German lifeguard service: ‘Coronavirus won’t stop guards saving drowning swimmers’

German lifeguard service: 'Coronavirus won't stop guards saving drowning swimmers'
DLRG guards on the beach in Lower Saxony. Photo: DPA
A recent report that lifeguards had been told it was up to them to make a judgement call on saving drowning people during the pandemic caused concern among readers. We talked to the lifeguard service to set the record straight.

“We are in a moral dilemma here,” a lifeguard at the Baltic resort of Travermünde told DPA news agency on Saturday. 

“We have to keep our distance so as not to endanger ourselves and others, but with a distance of 1.50 metres it is difficult to save someone from drowning.” 

The DPA report stated that: “Ultimately, each guard has to decide for himself what risk he wants to take.”

Understandably this led to some anxiety and confusion among readers.

“As if somebody drowning really cares about getting Corona from the ones saving him…,” one reader commented on Facebook. 

Another said: “If that’s a dilemma, you really shouldn’t be a lifeguard!”

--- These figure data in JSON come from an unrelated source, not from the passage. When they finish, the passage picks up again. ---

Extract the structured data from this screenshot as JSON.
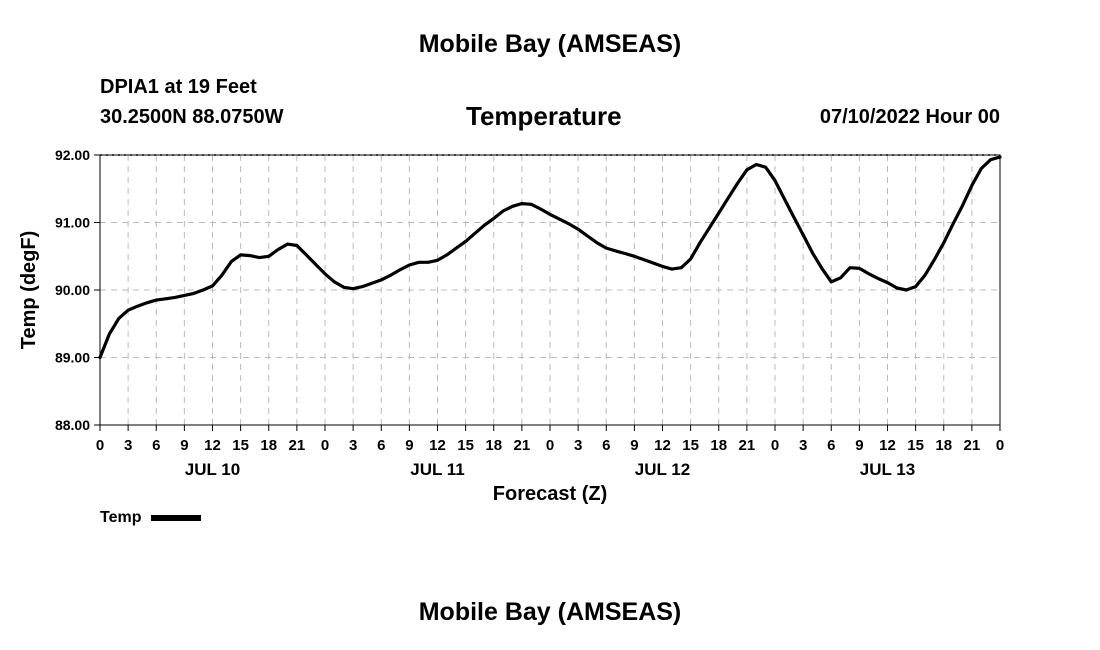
{
  "page": {
    "main_title": "Mobile Bay (AMSEAS)",
    "bottom_title": "Mobile Bay (AMSEAS)",
    "station": "DPIA1 at 19 Feet",
    "coords": "30.2500N  88.0750W",
    "valid_time": "07/10/2022 Hour 00"
  },
  "chart_data": {
    "type": "line",
    "title": "Temperature",
    "xlabel": "Forecast (Z)",
    "ylabel": "Temp (degF)",
    "x_unit": "hours",
    "xlim": [
      0,
      96
    ],
    "ylim": [
      88.0,
      92.0
    ],
    "y_ticks": [
      "88.00",
      "89.00",
      "90.00",
      "91.00",
      "92.00"
    ],
    "x_ticks": [
      {
        "h": 0,
        "label": "0"
      },
      {
        "h": 3,
        "label": "3"
      },
      {
        "h": 6,
        "label": "6"
      },
      {
        "h": 9,
        "label": "9"
      },
      {
        "h": 12,
        "label": "12"
      },
      {
        "h": 15,
        "label": "15"
      },
      {
        "h": 18,
        "label": "18"
      },
      {
        "h": 21,
        "label": "21"
      },
      {
        "h": 24,
        "label": "0"
      },
      {
        "h": 27,
        "label": "3"
      },
      {
        "h": 30,
        "label": "6"
      },
      {
        "h": 33,
        "label": "9"
      },
      {
        "h": 36,
        "label": "12"
      },
      {
        "h": 39,
        "label": "15"
      },
      {
        "h": 42,
        "label": "18"
      },
      {
        "h": 45,
        "label": "21"
      },
      {
        "h": 48,
        "label": "0"
      },
      {
        "h": 51,
        "label": "3"
      },
      {
        "h": 54,
        "label": "6"
      },
      {
        "h": 57,
        "label": "9"
      },
      {
        "h": 60,
        "label": "12"
      },
      {
        "h": 63,
        "label": "15"
      },
      {
        "h": 66,
        "label": "18"
      },
      {
        "h": 69,
        "label": "21"
      },
      {
        "h": 72,
        "label": "0"
      },
      {
        "h": 75,
        "label": "3"
      },
      {
        "h": 78,
        "label": "6"
      },
      {
        "h": 81,
        "label": "9"
      },
      {
        "h": 84,
        "label": "12"
      },
      {
        "h": 87,
        "label": "15"
      },
      {
        "h": 90,
        "label": "18"
      },
      {
        "h": 93,
        "label": "21"
      },
      {
        "h": 96,
        "label": "0"
      }
    ],
    "day_labels": [
      {
        "h": 12,
        "label": "JUL 10"
      },
      {
        "h": 36,
        "label": "JUL 11"
      },
      {
        "h": 60,
        "label": "JUL 12"
      },
      {
        "h": 84,
        "label": "JUL 13"
      }
    ],
    "grid": true,
    "legend": "bottom-left",
    "series": [
      {
        "name": "Temp",
        "color": "#000000",
        "x": [
          0,
          1,
          2,
          3,
          4,
          5,
          6,
          7,
          8,
          9,
          10,
          11,
          12,
          13,
          14,
          15,
          16,
          17,
          18,
          19,
          20,
          21,
          22,
          23,
          24,
          25,
          26,
          27,
          28,
          29,
          30,
          31,
          32,
          33,
          34,
          35,
          36,
          37,
          38,
          39,
          40,
          41,
          42,
          43,
          44,
          45,
          46,
          47,
          48,
          49,
          50,
          51,
          52,
          53,
          54,
          55,
          56,
          57,
          58,
          59,
          60,
          61,
          62,
          63,
          64,
          65,
          66,
          67,
          68,
          69,
          70,
          71,
          72,
          73,
          74,
          75,
          76,
          77,
          78,
          79,
          80,
          81,
          82,
          83,
          84,
          85,
          86,
          87,
          88,
          89,
          90,
          91,
          92,
          93,
          94,
          95,
          96
        ],
        "values": [
          89.0,
          89.35,
          89.58,
          89.7,
          89.76,
          89.81,
          89.85,
          89.87,
          89.89,
          89.92,
          89.95,
          90.0,
          90.06,
          90.22,
          90.42,
          90.52,
          90.51,
          90.48,
          90.5,
          90.6,
          90.68,
          90.66,
          90.52,
          90.38,
          90.24,
          90.12,
          90.04,
          90.02,
          90.05,
          90.1,
          90.15,
          90.22,
          90.3,
          90.37,
          90.41,
          90.41,
          90.44,
          90.52,
          90.62,
          90.72,
          90.84,
          90.96,
          91.06,
          91.17,
          91.24,
          91.28,
          91.27,
          91.2,
          91.12,
          91.05,
          90.98,
          90.9,
          90.8,
          90.7,
          90.62,
          90.58,
          90.54,
          90.5,
          90.45,
          90.4,
          90.35,
          90.31,
          90.33,
          90.46,
          90.7,
          90.92,
          91.14,
          91.36,
          91.58,
          91.78,
          91.86,
          91.82,
          91.62,
          91.35,
          91.08,
          90.82,
          90.55,
          90.32,
          90.12,
          90.18,
          90.33,
          90.32,
          90.24,
          90.17,
          90.11,
          90.03,
          90.0,
          90.05,
          90.22,
          90.45,
          90.7,
          90.98,
          91.25,
          91.55,
          91.8,
          91.93,
          91.97
        ]
      }
    ]
  }
}
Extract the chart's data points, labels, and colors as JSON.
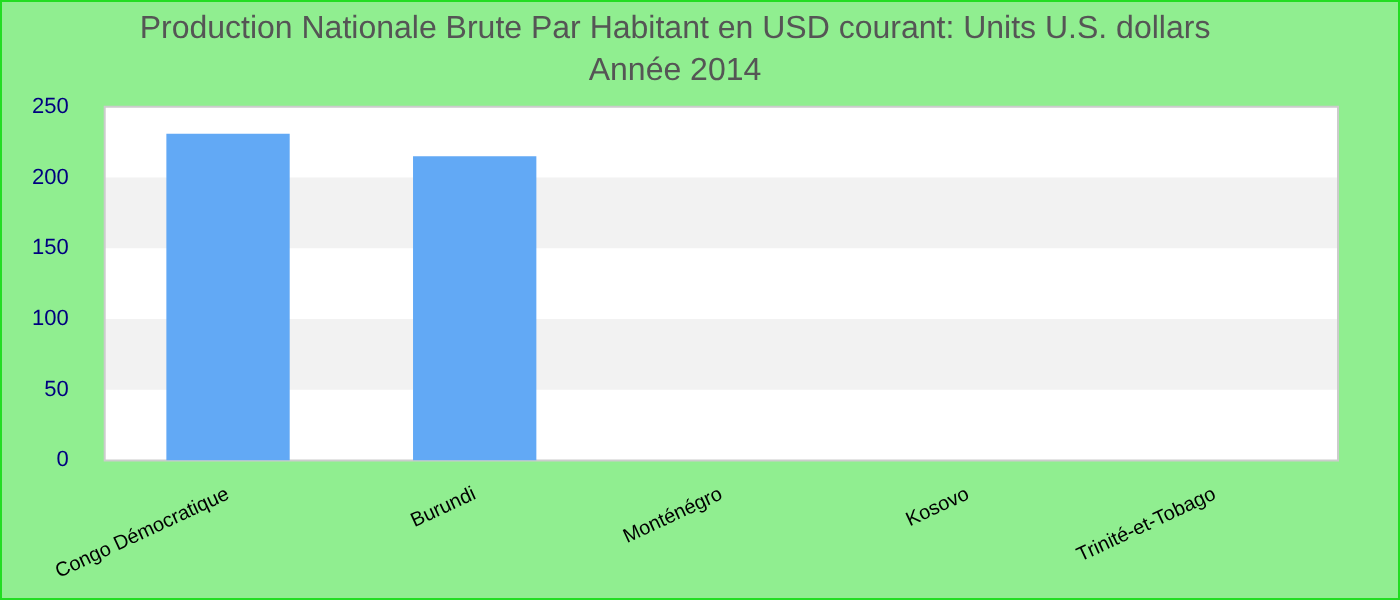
{
  "chart_data": {
    "type": "bar",
    "title": "Production Nationale Brute Par Habitant en USD courant: Units U.S. dollars",
    "subtitle": "Année 2014",
    "categories": [
      "Congo Démocratique",
      "Burundi",
      "Monténégro",
      "Kosovo",
      "Trinité-et-Tobago"
    ],
    "values": [
      231,
      215,
      null,
      null,
      null
    ],
    "color": "#62a9f5",
    "ylim": [
      0,
      250
    ],
    "yticks": [
      0,
      50,
      100,
      150,
      200,
      250
    ],
    "legend": false
  }
}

Swimming in Germany 'definitely not more dangerous' this year

Achim Wiese, spokesperson for the German Life Guards Association (DLRG), told the Local there was no need to worry about lifeguards not rescuing you due to fear about catching coronavirus.

“Ultimately it is always the choice of a lifeguard as to whether he saves someone in trouble in the water,” said Wiese.

(article continues below)

See also on The Local:

“In a normal summer, if we raise a red flag – which signals a strong current or an impending storm – and someone goes swimming anyway, then the lifeguard has to make a judgement call. But I don’t know anyone who wouldn’t rescue the person,” he said.

Wiese confirmed that there are new rules that have been put in place to try and maintain social distancing between guards and swimmers. Lifeguards are now encouraged to use boats more in rescues or to swim out with boards so that the swimmer can lie on the board instead of being carried by the guard.

“We also ask the guards before they go on duty if they are prepared to take the risk of coming into close contact with people who need to be rescued. If they say no then we don’t put them on the beach this year,” Wiese said.

Swimming in German seas “is definitely not more dangerous” this year than in any other year, he said, “that is as long as you stick to swimming on beaches where lifeguards are watching the water”.

According to the DLRG, 192 people drowned in Germany in the first seven months of the year, 63 more than in the same period last year. 

The main reasons for the drowning, according to the data, were bathing on unguarded beaches, alcohol, carelessness and overestimation of one's own capabilities.